SpaceX’s Dragon capsule is planned to deliver strains of the deadly superbug MRSA for the astronauts to study the behaviour of the bacteria in microgravity. The vehicle is also carrying SAGE-III, which will be mounted to the outside of ISS for studying the Earth’s ozone layer. A module called Raven will also be travelling to space along with other equipment to test out a new type of navigation system for space.
The launch wasn’t supposed to happen from this launch pad at first. SpaceX was originally planned for last year and was supposed to take off from another site of the company at Cape Canaveral Air Force Station called Launch Complex 40. It was only after the explosion in a Falcon 9 rocket during a routine fuelling procedure that the pad was damaged and SpaceX had to find another place to launch its rockets.

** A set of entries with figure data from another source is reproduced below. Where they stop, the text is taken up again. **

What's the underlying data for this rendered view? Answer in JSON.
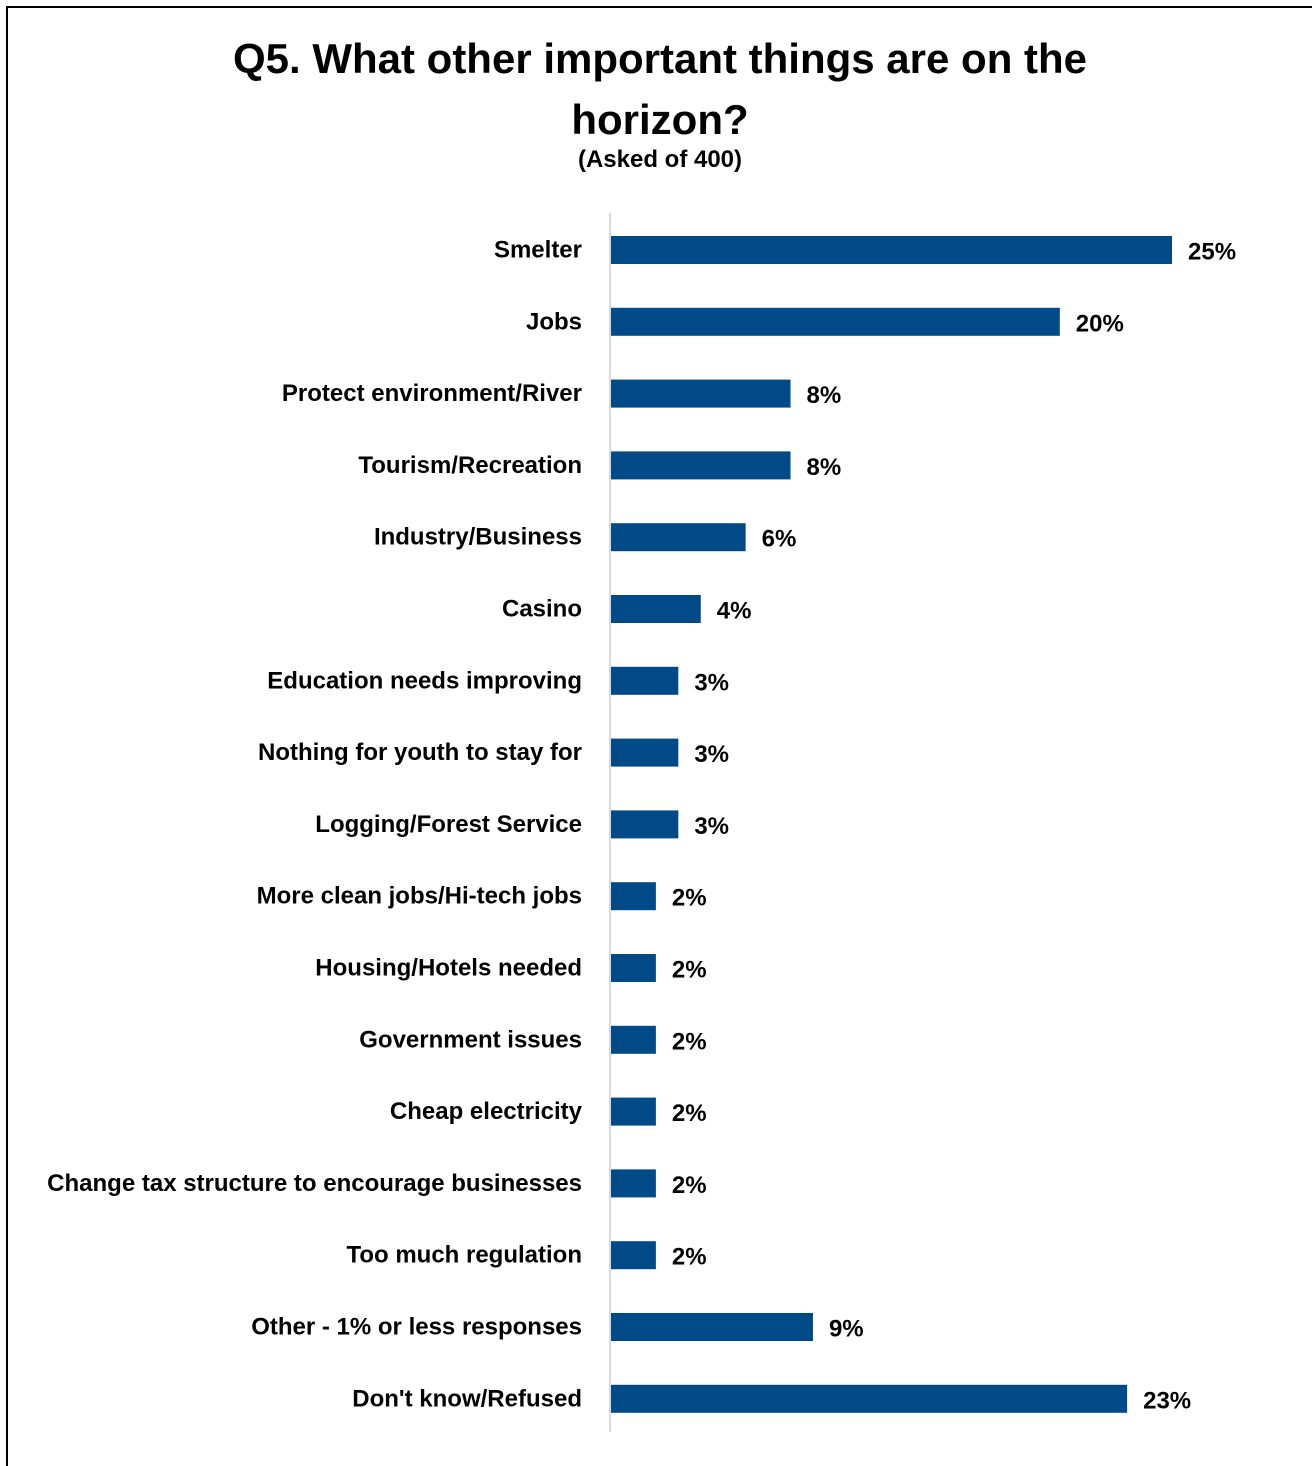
{
  "chart_data": {
    "type": "bar",
    "orientation": "horizontal",
    "title_line1": "Q5. What other important things are on the",
    "title_line2": "horizon?",
    "subtitle": "(Asked of 400)",
    "categories": [
      "Smelter",
      "Jobs",
      "Protect environment/River",
      "Tourism/Recreation",
      "Industry/Business",
      "Casino",
      "Education needs improving",
      "Nothing for youth to stay for",
      "Logging/Forest Service",
      "More clean jobs/Hi-tech jobs",
      "Housing/Hotels needed",
      "Government issues",
      "Cheap electricity",
      "Change tax structure to encourage businesses",
      "Too much regulation",
      "Other - 1% or less responses",
      "Don't know/Refused"
    ],
    "values": [
      25,
      20,
      8,
      8,
      6,
      4,
      3,
      3,
      3,
      2,
      2,
      2,
      2,
      2,
      2,
      9,
      23
    ],
    "value_labels": [
      "25%",
      "20%",
      "8%",
      "8%",
      "6%",
      "4%",
      "3%",
      "3%",
      "3%",
      "2%",
      "2%",
      "2%",
      "2%",
      "2%",
      "2%",
      "9%",
      "23%"
    ],
    "unit": "%",
    "bar_color": "#004A87",
    "axis_color": "#D9D9D9",
    "grid": false,
    "legend": "none"
  }
}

This is also not the first time that SpaceX is sending supplies to the ISS; the launch would be the company’s tenth resupply mission. But this launch is special for the company as it is happening from the historical launch pad that last hosted the Apollo 11 mission in 2011. SpaceX has signed a 20-year lease with NASA to upgrade the launch pad to support the liftoff of Falcon 9 rocket and its future mission including the Falcon Heavy.